Yesterday’s passage of the Florida house’s version of parent trigger legislation is already drawing defensive posturing by it’s most publicized advocate, Parent Revolution. Writes Marcos Restrepo in The Florida Independent:
According to a California-based organization backing Florida’s controversial “Parent Trigger bill,” the measure isn’t being led by charter schools or business-backed groups, and actually has the support of many in the public school system.
Among its many provisions, the controversial “Parent Trigger bill“ would authorize parents of students who attend a failing public school “to submit a petition to the school district requesting implementation of a school turnaround option…..
Linda Serrato of Parent Revolution, a California organization supporting the bill, tells The Florida Independent that isn’t the case. “This is not an effort led by charter schools to come in and take over [public] schools,” says Serrato. “There is a very strong base of public school support in our organization.”
Serrato says that her group first though that if all parents agreed on an issue, school districts would have to listen. It eventually became clear, however, “that districts didn’t have to listen.”
“We started to think about this like a union,” says Serrato says, adding that “parents needed a walk-out law” that would allow them to use one of Obama’s Race to the Top solutions or turn-around options.
Lets ponder these: “…think about this like a union”……..”there is a very strong base of support for public schools in our organization” …….. and then the ultimate whopper,”this is not an effort led by charter schools to come in and take over [public] schools.”
Parent Revolutions own rhetoric easily dispatches with Serrato’s outrageous statement that his organization even remotely supports public education. Serrato, who’s salary is paid for by the same people who fund charter school interests, would be the first one to rail indignantly over an amendment which would provide existing charter school parents the right to vote for their school to be a public one.
Predictably, the republicans in the Florida House voted down Rep. Dwight Bullard’s amendment which would do just that. So much for choice.
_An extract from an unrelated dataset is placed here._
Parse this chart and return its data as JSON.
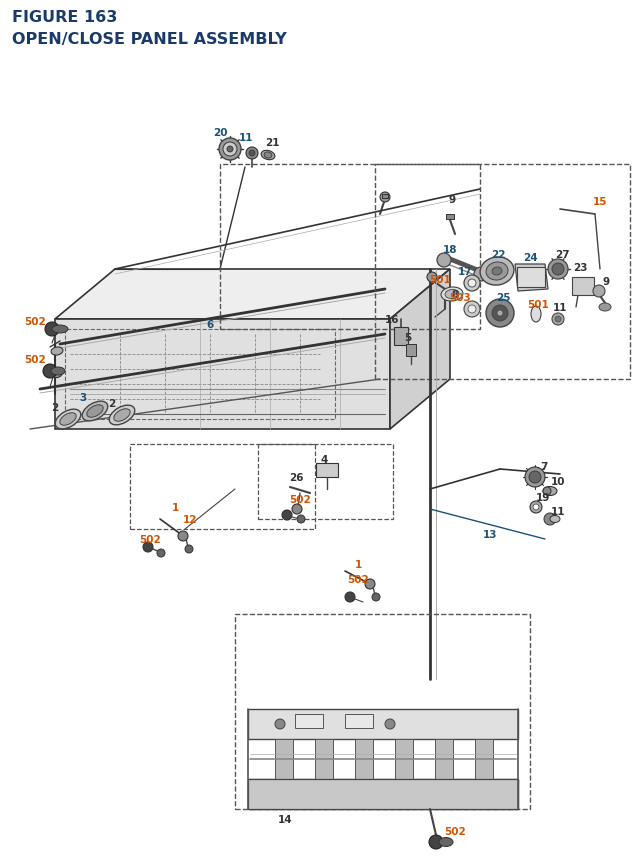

I doubt that HB 1191′s sponsor, Rep. Michael Belica, R-Miami, would want his bill to be labeled as an unfunded mandate. He doesn’t have to as analysis of the bill conveniently states that the bill “does not have a fiscal impact on state or local governments.” No serious person believes that any far-reaching policy like this won’t cost anything or add layers of government. Perhaps they can restate the same lie they used on SB 736 – Race to the Top grants will fund it.
And finally, there’s the little matter that HB 1191 will make teacher evaluations public. New York City’s release of it’s teachers’ rankings proved to be chaotic within hours. This principal showed how inaccurate the rankings were. Even Bill Gates said this was a bad idea. Belica - and by his support, Jeb Bush – are setting the stage for such chaos to be replicated throughout the entire state.
Governor Rick Scott cannot dodge accountability for the results of so many republican omissions and commissions in education policy legislation thats passed during his two sessions. He pushed for parent trigger long before HB 1191 was penned. He stacked his education transition team with three charter school executives and the team was run by one parent triggers biggest advocates in Patricia Levesque who said this after HB 1191′s passage:
“The Parent Empowerment Act is a crucial step towards building a world-class education system. Because of lawmakers’ bold move to equip parents with the tools to enact real change, Florida’s moms and dads will be able demand the high quality education their children deserve.”
Levesque, along with the rest, will now be assigned accountability and responsibility for the big lies of Florida’s parent trigger law. In the event senate leadership is able to get past its own attempts to railroad its version of the legislation, Florida’s governor will be signing education policy into law of breadth and uncertainty not yet experienced in any state.
The legislative analysis I read on the Senate side indicated fiscal impact at state and
Local levels. I smell a property tax increase in the wings to fund an unfunded and unfundable mandate.